La gauche perd le fil de sa propre histoire sur ce thème, laissant à une droite conquérante la suprématie dans le combat culturel. L'immigration est devenue un « problème » et l'intégration un « échec ». Des débats naissent autour de l'islam, jugé inassimilable, de l'histoire coloniale française, et de la nécessité de défendre l'identité nationale contre le « communautarisme ». La route idéologique est tracée pour qu'un jeune ministre ambitieux, formé par Charles Pasqua, conseillé par Patrick Buisson (l'ancien patron de l'hebdomadaire d'extrême droite Minute), s'engage dans une lutte concurrentielle avec le FN pour la campagne présidentielle de 2007. Il s'appelle Nicolas Sarkozy, et le débat sur l'identité nationale lui confère un avantage décisif sur Ségolène Royal. Il lui permet d'aspirer les voix du FN, notamment grâce à son idée de créer en 2007 un ministère de l'Immigration et de l'Identité nationale.
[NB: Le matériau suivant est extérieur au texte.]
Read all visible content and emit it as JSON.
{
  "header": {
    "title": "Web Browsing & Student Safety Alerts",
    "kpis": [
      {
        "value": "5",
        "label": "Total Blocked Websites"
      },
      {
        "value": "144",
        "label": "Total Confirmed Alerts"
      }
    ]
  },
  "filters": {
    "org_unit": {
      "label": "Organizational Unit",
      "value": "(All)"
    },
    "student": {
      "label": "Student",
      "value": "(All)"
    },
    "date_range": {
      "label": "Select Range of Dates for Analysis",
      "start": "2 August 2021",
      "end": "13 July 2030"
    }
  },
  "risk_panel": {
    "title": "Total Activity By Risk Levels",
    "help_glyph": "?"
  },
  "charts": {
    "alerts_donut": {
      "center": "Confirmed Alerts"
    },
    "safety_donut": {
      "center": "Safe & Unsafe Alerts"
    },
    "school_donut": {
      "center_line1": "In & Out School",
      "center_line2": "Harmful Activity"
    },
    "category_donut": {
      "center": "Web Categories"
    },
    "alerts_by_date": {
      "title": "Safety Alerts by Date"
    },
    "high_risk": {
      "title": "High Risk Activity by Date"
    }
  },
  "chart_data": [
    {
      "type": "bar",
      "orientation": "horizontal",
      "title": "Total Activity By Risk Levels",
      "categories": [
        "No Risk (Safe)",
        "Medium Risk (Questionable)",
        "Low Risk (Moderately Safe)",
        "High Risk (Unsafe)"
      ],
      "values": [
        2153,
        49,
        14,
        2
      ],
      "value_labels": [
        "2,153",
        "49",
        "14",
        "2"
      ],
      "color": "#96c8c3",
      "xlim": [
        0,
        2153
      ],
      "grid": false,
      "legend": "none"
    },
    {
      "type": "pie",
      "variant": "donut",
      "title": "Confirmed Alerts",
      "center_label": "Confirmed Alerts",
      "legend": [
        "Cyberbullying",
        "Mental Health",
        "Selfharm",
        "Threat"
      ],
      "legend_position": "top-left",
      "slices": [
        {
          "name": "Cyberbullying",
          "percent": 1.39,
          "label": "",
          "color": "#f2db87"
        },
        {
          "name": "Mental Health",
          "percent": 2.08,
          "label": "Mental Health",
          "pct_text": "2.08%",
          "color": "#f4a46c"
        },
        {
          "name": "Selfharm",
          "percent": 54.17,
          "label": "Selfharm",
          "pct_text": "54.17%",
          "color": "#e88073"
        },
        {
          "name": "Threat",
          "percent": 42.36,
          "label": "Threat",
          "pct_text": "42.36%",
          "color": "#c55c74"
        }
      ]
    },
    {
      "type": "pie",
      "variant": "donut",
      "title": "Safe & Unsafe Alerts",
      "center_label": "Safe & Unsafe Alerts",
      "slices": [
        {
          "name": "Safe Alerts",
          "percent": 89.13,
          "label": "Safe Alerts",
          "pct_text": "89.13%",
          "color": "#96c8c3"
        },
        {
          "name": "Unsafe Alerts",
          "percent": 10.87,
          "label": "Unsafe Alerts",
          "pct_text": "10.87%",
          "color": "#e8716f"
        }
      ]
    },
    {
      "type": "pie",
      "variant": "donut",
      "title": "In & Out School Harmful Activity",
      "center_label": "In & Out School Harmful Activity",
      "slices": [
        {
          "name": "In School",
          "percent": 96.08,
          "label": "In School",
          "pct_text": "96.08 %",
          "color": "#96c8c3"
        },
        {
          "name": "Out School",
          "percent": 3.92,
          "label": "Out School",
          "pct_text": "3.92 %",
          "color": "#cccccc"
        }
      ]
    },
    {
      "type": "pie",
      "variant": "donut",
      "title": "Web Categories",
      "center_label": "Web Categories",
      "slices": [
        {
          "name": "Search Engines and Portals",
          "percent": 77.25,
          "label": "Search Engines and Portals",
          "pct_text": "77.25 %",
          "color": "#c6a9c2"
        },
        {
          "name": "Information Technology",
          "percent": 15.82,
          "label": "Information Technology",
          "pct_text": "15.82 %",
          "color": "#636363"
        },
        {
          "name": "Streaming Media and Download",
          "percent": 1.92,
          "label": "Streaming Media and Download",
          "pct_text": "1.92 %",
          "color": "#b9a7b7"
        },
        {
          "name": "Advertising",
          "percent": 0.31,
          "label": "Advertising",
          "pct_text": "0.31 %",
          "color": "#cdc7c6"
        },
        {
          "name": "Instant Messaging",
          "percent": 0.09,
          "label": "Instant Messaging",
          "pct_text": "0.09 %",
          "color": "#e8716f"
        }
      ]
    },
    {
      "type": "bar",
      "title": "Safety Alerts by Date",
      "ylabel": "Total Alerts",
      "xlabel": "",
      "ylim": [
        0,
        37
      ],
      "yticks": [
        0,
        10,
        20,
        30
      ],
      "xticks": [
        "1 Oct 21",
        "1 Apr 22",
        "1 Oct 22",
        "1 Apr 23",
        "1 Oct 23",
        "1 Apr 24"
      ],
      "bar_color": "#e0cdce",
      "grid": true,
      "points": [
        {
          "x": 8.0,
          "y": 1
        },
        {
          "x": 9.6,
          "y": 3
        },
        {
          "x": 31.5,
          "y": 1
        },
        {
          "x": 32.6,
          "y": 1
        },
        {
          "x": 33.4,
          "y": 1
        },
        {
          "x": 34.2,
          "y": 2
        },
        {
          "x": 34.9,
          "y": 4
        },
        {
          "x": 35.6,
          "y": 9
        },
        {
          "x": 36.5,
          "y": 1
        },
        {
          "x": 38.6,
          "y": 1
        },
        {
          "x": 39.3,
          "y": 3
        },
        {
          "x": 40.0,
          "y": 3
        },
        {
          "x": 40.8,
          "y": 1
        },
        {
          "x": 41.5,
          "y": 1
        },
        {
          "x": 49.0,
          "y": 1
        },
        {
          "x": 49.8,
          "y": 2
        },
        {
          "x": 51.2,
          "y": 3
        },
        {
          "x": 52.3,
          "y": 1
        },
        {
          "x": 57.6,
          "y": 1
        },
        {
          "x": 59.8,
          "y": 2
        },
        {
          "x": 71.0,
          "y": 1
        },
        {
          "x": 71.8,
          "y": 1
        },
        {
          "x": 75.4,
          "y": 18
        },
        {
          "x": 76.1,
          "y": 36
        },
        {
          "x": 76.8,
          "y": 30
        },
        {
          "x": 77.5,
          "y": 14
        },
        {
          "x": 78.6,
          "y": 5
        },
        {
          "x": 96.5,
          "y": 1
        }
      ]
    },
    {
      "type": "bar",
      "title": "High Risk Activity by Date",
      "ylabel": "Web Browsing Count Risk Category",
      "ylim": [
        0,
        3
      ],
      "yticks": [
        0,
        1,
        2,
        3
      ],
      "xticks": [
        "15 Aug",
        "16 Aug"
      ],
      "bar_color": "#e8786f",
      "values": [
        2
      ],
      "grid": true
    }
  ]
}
De retour au pouvoir en 2012, la gauche socialiste renoue avec la thématique de l'identité, vante la nation, le drapeau tricolore et la Marseillaise. La vague d'attentats meurtriers de 2015-2017 organise une union sacrée de façade autour de la défense de la patrie en danger. Mais les différentes sensibilités politiques demeurent divisées entre elles et en leur sein sur la nature de l'identité nationale. Le débat identitaire, après être né à gauche, a été récupéré par la droite et l'extrême droite. Devenu au fil du temps un mot-valise pour diviser et exclure, alors qu'il avait été pensé pour défendre les cultures minoritaires et souder la communauté politique, le concept a échappé à ses créateurs. Cette controverse cannibalise aujourd'hui le champ politique, souvent pour le pire, devenant l'argument matriciel des populistes qui fantasment une nation culturellement homogène et soudée autour d'un chef. Dans L'Identité de la France, paru en 1986, Braudel parlait déjà de l'identité en ces termes : « Le mot m'a séduit mais n'a cessé, des années durant, de me tourmenter. Manifeste est son ambiguïté : il est une série d'interrogations ; vous répondez à l'une, la suivante se présente aussitôt, et il n'y a pas de fin. » Alors que la querelle de l'identité continue de faire rage, cette parole doit demeurer en nous comme un avertissement.